While women might try to dress in a sexy way year-round, Halloween is on another level, Halley said. Part of the reason is the judgment-free attitude and the "pass" everyone gets on the holiday.
"No one is going to think too badly, because it's Halloween and it's allowed," Hallay said. See: Mean Girls.
You know we've reached peak with "sexy" lobsters: As the early 2000s rolled out, "sexy" Halloween costumes started going to the extremes in terms of how revealing they were. By the end of the decade, though, the costume concepts started changing, Parrott said.
The classics were still there: sexy versions of police, pirates and firefighters. But they were eventually overshadowed by a new wave of sexy-fied versions of animals, inanimate objects and pop culture references.

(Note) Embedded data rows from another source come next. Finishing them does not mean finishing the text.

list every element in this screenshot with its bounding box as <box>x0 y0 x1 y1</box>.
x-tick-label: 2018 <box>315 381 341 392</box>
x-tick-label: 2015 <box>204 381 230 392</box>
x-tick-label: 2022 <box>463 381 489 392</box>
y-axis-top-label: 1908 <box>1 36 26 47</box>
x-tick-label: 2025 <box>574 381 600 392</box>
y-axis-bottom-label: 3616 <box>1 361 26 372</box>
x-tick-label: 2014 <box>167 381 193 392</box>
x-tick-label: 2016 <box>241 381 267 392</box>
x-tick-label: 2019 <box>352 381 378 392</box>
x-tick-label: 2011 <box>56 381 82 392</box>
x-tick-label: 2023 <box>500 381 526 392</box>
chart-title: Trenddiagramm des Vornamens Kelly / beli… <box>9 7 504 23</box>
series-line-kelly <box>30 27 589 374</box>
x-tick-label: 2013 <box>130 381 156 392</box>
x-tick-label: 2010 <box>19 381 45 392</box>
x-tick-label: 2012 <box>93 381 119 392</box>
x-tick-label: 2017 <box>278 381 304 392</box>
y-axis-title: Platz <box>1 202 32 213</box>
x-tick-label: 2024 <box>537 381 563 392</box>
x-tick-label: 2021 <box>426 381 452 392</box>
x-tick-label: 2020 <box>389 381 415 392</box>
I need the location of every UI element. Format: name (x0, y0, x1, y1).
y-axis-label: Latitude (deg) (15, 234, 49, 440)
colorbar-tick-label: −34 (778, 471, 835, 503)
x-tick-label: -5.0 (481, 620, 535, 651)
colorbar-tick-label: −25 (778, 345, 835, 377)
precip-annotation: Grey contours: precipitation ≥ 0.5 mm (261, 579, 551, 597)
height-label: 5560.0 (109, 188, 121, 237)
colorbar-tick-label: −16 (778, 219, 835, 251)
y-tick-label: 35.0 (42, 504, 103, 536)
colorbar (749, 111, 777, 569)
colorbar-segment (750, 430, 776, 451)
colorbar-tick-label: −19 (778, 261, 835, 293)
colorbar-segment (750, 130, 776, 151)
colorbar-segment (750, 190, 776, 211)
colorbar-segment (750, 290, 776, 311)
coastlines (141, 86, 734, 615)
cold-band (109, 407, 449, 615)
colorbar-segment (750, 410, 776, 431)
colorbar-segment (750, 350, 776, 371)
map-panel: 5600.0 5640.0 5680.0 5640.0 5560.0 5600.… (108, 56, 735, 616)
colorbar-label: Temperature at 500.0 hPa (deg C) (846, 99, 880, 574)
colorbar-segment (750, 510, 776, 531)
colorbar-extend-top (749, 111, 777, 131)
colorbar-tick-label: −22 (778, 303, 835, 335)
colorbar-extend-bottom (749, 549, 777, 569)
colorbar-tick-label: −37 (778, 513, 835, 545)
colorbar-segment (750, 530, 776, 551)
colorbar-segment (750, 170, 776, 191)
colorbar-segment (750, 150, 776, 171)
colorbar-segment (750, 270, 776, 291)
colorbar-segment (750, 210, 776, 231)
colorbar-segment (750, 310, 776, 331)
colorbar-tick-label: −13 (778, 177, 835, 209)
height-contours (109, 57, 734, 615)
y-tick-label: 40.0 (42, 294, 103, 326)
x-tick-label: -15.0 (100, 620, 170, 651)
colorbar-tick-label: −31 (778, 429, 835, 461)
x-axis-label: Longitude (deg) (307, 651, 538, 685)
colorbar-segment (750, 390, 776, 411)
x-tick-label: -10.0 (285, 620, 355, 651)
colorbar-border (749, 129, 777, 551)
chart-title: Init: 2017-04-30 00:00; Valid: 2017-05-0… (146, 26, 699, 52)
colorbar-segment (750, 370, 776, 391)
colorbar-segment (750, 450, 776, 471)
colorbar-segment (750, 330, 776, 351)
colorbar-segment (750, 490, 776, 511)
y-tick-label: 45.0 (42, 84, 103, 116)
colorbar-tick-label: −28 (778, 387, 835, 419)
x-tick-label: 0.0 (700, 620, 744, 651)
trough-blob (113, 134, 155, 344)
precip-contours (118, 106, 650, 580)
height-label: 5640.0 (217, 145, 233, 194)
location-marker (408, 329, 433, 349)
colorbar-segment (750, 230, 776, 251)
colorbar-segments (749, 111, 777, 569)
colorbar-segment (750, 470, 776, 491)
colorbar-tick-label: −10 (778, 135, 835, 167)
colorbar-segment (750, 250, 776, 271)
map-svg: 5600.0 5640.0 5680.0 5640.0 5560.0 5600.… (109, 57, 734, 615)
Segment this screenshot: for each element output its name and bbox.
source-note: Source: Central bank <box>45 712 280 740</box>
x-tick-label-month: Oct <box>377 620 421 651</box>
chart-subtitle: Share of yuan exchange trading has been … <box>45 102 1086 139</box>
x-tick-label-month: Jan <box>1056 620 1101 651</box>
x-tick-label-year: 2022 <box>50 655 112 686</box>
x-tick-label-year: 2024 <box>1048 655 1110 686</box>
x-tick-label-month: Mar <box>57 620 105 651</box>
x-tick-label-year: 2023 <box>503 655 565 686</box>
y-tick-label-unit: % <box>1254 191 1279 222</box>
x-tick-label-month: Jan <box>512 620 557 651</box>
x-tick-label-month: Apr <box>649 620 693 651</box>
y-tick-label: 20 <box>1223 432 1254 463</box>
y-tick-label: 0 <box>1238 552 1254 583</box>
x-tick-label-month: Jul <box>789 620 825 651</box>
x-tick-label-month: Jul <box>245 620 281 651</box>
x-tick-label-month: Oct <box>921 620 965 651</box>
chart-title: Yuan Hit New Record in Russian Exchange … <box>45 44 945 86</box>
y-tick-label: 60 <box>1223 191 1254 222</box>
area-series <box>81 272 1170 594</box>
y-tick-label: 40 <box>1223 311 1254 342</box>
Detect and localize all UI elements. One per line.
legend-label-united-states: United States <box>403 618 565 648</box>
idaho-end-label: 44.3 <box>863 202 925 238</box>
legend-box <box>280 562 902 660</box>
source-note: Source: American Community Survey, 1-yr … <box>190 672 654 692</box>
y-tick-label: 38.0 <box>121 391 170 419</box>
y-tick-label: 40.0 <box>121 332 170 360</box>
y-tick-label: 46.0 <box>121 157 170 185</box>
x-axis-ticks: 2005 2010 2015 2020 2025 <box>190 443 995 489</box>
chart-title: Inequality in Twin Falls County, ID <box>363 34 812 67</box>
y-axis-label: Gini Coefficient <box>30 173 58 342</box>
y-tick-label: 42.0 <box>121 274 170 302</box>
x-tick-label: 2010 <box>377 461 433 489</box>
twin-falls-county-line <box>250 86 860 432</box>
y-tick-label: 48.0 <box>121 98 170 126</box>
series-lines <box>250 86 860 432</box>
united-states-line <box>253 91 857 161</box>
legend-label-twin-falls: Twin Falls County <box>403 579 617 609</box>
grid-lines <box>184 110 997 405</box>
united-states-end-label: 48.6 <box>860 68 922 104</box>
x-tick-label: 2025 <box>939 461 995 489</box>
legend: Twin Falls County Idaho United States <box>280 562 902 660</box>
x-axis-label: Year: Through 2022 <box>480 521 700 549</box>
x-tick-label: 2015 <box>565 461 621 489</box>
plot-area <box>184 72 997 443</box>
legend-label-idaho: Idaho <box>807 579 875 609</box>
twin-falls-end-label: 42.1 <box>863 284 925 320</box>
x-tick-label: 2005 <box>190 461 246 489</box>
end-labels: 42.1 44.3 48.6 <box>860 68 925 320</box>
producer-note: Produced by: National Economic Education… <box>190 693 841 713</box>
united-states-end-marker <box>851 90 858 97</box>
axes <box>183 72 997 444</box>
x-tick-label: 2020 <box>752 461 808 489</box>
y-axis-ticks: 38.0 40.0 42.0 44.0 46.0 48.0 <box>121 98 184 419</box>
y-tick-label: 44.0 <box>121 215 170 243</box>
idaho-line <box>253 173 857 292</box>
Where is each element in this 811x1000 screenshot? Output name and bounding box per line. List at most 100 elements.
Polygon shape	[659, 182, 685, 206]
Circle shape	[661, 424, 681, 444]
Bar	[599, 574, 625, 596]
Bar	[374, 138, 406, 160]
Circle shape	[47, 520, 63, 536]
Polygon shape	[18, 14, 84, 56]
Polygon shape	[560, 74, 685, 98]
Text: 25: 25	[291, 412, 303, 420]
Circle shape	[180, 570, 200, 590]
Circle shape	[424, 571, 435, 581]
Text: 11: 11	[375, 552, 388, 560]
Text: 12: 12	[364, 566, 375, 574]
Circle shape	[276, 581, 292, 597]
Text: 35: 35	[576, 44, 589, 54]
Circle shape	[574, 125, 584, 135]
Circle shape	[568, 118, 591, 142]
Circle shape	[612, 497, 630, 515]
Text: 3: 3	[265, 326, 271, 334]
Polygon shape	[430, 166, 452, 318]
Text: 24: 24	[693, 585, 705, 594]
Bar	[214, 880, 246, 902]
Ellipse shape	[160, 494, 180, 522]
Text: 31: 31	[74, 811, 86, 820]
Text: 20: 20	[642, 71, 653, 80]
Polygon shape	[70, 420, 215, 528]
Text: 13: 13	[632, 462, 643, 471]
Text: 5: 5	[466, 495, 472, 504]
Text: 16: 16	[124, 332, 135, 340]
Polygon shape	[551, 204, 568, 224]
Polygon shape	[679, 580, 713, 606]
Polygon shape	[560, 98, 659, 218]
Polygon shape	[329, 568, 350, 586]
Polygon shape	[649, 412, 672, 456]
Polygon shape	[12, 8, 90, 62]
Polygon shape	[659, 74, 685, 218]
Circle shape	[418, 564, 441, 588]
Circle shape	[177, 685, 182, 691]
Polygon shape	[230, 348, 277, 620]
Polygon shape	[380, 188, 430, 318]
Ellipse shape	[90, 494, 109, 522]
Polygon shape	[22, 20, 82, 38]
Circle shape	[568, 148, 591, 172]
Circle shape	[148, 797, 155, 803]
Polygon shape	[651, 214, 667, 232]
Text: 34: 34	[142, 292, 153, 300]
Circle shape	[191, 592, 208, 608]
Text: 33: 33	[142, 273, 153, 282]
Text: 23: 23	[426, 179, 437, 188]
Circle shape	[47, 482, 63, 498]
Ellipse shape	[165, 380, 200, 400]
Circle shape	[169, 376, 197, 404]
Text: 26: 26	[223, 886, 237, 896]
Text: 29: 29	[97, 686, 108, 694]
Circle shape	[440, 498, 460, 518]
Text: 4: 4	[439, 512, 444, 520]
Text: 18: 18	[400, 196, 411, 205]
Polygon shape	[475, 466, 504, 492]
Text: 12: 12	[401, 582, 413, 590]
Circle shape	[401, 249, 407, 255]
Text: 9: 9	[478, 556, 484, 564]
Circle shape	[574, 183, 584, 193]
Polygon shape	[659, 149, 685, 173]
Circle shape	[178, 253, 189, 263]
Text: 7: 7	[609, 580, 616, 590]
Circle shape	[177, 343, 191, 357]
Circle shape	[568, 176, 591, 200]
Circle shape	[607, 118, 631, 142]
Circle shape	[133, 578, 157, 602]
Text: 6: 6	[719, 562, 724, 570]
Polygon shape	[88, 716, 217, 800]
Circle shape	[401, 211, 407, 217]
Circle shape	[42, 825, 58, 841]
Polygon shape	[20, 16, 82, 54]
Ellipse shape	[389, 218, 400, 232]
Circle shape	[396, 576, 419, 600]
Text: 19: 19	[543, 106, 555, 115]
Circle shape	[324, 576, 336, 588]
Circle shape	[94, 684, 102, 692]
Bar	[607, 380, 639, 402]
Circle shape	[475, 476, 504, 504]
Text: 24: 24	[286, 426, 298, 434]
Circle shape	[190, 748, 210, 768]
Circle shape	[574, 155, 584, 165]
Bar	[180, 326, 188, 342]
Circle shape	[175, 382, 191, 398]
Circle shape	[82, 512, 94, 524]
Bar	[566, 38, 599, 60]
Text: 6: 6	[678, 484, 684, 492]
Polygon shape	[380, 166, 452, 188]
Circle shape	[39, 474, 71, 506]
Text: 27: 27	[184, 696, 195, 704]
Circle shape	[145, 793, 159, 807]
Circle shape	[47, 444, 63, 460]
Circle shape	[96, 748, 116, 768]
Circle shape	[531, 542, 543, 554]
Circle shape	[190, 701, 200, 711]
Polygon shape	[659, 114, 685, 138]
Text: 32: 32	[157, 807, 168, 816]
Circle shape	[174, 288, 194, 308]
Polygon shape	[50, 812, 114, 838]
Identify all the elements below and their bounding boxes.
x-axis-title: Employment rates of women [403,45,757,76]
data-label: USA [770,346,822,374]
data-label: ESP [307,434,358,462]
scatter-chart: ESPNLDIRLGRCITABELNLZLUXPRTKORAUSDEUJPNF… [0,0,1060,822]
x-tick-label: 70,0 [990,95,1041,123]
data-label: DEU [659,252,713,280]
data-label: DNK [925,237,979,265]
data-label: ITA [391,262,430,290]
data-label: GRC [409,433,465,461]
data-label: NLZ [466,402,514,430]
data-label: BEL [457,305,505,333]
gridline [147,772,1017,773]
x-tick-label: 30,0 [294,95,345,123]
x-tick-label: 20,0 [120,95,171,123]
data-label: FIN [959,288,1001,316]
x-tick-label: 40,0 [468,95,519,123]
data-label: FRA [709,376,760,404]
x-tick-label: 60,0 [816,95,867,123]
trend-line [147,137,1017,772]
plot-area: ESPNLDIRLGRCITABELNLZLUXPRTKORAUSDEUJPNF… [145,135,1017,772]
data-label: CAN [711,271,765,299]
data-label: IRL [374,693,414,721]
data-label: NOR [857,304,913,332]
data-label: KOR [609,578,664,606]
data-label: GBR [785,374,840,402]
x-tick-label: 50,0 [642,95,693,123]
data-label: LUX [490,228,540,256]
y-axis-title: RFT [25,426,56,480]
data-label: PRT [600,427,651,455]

New online retailers propelled a wave of popular Halloween costumes that marry ridiculousness with sexy. Among the most popular retailers is Yandy.com, which started in 2005. The company has brought the world costumes like sexy pizza, sexy lobster and this year, sexy Donald Trump.
Yandy currently has more than 4,000 costume options, which range from the avant-garde to pop culture references, like a sexy Pizza Rat. According to Bloomberg BusinessWeek, Yandy expects to make $15 million this year from costume sales.
"We're just trying to make fun costumes that when people walk into a party [wearing one], they're gonna get noticed, they're gonna get attention," Yandy CEO Chad Horstman told Maxim. "Hopefully they'll win a contest. That's kind of our goal."
That means going the next step to make even the unsexiest things sexy, to make a hilariously memorable point. Yandy, for what it's worth, is in on the ridiculousness.
It's "supposed to be funny," Horstman told Maxim. "If you didn't realize that a sexy lobster is funny, come on. If you didn't realize that a sexy slice of watermelon is funny, if you don't realize that a sexy hamburger is hilarious, or that a sexy pizza slice is just so funny, like... I don't know."
Sexy costumes are now in a downswing: Funny as they may be, they're also totally ridiculous and exhaust the "women as sex objects" norm. As Slate's Amanda Hess wrote in 2012, "When I see women dressed as sexualized fast-food sauces, I don't know whether to laugh or cry. In the new Sexy Halloween economy, the line between sexy and ironic appears to have evaporated."
As it turns out, the "sexy" costume era peaked right around that time and has been in decline since. Part of the reason is public outrage and media scrutiny, said Parrott. It didn't help that some sexy costumes seemed utterly tone-deaf (see: 2014's "sexy" Ebola costume).
The biggest cause for the downturn might be a shift in culture (thanks, feminism!). These days, people are more aware of social issues, including the hypersexualization and objectification of women, and are less inclined toward one-dimensional costumes, Eaves said.
"So when a woman is only portrayed as 'sexy,' people might rethink that more than they used to," Eaves said.
And thus, a downswing. A few years ago, an industrywide switch saw manufacturers designing higher-quality costumes that weren't quite as revealing, Parrott said, and retailers have stocked their stores duly.
Shoppers seem less interested in them overall too; Google searches for "sexy Halloween costumes" costumes peaked in 2008 and have been on the steady decline ever since.
Now on HalloweenCostumes.com, you'll find the variety of Wonder Woman costumes — among the top seller on the website for years, said Eaves — with "more coverage" options for women, including long-sleeve and T-shirt versions.
Even better news: The change seems to have brought not just a turn away from excessive sex appeal, but toward a more empowered female theme. Halloween costumes tend to take inspiration from pop culture, including TV and movies, which, incidentally, have plenty of strong female leads these days. Hence more costumes channeling Katniss from Hunger Games or Daenerys from Game of Thrones, for example, Parrot said.
"You can just be powerful and sexy," Parrott said.